В год 903-й от Потопа я, Рэдрогт Северный, генерал армии Невиана в отставке, начал сей труд, призванный осветить некоторые периоды жизни моего учителя. Я не умею красиво слагать слова, я всего лишь воин, но из тех, кто остался, я был ближе всего к нему. И именно: мне придется собрать вместе все то, что он оставил после себя — его записи, дневники, воспоминания…

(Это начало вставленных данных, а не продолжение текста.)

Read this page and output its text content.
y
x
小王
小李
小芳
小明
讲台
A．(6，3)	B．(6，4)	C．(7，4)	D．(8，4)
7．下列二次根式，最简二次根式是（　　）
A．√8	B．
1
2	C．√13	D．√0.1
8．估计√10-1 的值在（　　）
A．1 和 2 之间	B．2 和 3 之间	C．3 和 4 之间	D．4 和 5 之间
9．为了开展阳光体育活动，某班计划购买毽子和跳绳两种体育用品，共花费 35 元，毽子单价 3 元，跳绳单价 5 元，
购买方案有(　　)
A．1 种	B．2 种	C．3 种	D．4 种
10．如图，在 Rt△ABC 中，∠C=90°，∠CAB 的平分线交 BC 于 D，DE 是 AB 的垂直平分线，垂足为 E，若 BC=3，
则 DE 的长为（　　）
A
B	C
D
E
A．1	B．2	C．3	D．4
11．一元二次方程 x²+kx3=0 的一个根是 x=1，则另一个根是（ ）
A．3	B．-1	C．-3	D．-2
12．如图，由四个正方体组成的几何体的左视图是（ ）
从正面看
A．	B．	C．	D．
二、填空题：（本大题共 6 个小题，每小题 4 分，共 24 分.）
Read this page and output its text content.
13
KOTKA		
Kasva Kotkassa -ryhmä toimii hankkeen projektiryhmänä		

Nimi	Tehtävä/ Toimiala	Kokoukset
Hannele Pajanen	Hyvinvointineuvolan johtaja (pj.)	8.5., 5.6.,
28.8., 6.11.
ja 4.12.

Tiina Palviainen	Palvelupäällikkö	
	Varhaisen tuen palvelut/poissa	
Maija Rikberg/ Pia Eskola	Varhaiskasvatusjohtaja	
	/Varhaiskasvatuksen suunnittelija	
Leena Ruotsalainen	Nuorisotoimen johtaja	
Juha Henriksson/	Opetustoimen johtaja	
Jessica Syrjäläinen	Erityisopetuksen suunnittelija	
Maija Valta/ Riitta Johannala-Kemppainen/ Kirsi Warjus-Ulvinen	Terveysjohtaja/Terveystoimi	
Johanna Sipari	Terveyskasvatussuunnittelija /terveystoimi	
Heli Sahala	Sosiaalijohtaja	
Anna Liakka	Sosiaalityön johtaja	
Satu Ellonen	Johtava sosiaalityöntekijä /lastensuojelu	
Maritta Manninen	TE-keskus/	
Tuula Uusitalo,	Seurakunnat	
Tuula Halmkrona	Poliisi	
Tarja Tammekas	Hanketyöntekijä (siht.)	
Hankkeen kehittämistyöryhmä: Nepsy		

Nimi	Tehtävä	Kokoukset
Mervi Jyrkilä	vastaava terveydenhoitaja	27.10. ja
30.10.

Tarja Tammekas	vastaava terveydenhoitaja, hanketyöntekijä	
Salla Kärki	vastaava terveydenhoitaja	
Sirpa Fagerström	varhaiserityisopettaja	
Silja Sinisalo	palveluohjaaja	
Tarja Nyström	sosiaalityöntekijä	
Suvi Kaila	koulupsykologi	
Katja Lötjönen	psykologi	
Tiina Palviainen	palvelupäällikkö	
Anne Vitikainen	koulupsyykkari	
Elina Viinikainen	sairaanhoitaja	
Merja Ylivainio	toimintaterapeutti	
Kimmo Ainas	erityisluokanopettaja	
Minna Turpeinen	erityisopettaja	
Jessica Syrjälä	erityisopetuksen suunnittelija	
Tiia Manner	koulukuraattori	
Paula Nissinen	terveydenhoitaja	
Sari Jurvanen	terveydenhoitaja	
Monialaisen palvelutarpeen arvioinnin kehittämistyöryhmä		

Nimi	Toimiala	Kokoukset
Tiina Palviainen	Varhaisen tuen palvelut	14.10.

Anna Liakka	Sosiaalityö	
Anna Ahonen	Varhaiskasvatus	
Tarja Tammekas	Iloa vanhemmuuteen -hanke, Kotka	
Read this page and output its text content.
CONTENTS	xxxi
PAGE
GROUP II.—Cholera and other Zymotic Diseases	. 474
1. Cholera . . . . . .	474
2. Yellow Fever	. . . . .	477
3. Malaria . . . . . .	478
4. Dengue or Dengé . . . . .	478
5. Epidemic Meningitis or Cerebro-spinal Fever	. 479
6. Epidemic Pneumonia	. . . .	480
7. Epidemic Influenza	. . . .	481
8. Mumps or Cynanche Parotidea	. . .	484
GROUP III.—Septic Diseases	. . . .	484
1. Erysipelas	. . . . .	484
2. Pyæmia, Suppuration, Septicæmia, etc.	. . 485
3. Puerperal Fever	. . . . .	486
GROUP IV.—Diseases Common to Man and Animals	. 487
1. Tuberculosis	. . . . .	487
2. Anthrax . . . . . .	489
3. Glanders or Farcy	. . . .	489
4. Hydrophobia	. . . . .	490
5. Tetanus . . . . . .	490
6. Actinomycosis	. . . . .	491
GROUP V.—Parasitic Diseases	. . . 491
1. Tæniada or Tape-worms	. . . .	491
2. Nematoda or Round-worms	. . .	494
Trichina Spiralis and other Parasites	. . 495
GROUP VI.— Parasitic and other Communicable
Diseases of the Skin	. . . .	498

Я, не зная, в каком порядке лучше было бы расположить все то, что осталось мне от него в наследство, пошел по самому простому пути, и надеюсь, самому верному — я перепишу все именно в том порядке, в котором он вспоминал свою жизнь и описывал ее. Благослови небо тот день, когда моему учителю пришло в голову проставлять даты на страницах своей рукописи. Но в основном он писал в хронологической последовательности, хоть и опускал многое. Более того, я сам видел, как он уничтожал некоторые свои записи. Не имею права предполагать, о чем там говорилось, но, раз он предпочел избавиться от них, значит, не столь нужны они были. В его записях есть и белые пятна, и большие разрывы, но я ведь не биограф, и не собираюсь восстановить по крупицам каждую минуту его существования. Мое дело — просто перенести на бумагу все то, что он мне оставил. Судя по датам, он начал писать в восемьсот шестьдесят первом году, то есть незадолго до того, как ушла Хилли, его вторая ученица (себя я всегда считал первым его учеником, хоть и казалось мне порой, что это чистое бахвальство) и продолжил потом, всюду возя с собой записи в большой шкатулке. За исключением двух случаев, о которых можно узнать из дальнейшего, он никому их не показывал.
Я и хотел бы добавить что-то от себя… О том, каким несносным он порой бывал; или написать о его мудрости, или о тяжелом характере… Но чувствую, что не скажу и вполовину так складно, как сумел бы он.
Он, возможно, был бы против. И сказал бы — 'Прекрати, северный чурбан, выставлять меня на всеобщее обозрение!' Могло бы быть и такое. Но, думаю, в глубине души он был бы даже рад. Тому, что все наконец узнают настоящую историю его жизни. Не короля Джоселиана, не старого отшельника Джока, не шута при дворе, но человека, который видел целую эпоху, жил в ней и создавал ее. Узнают, каким он был на самом деле, и с него слетит позолота, которую он так презирал. Как-то раз он сказал мне: 'Рэд, если бы все люди узнали правду обо мне, некоторые возненавидели бы меня, и я был бы счастлив, что между нами нет льстивой лжи. Другие же простили бы меня, поняв, насколько трудно мне иногда бывало бросать их, предавать их, врать им… Те же, кто меня любят, не станут любить меня ни меньше, ни больше — и это успокаивает…'
Вспоминая эти слова, я могу лишь добавить — учитель, я не стану любить вас ни больше, ни меньше, потому что 'любовь' — это слишком маленькое слово для той части жизни, которой вы для меня были.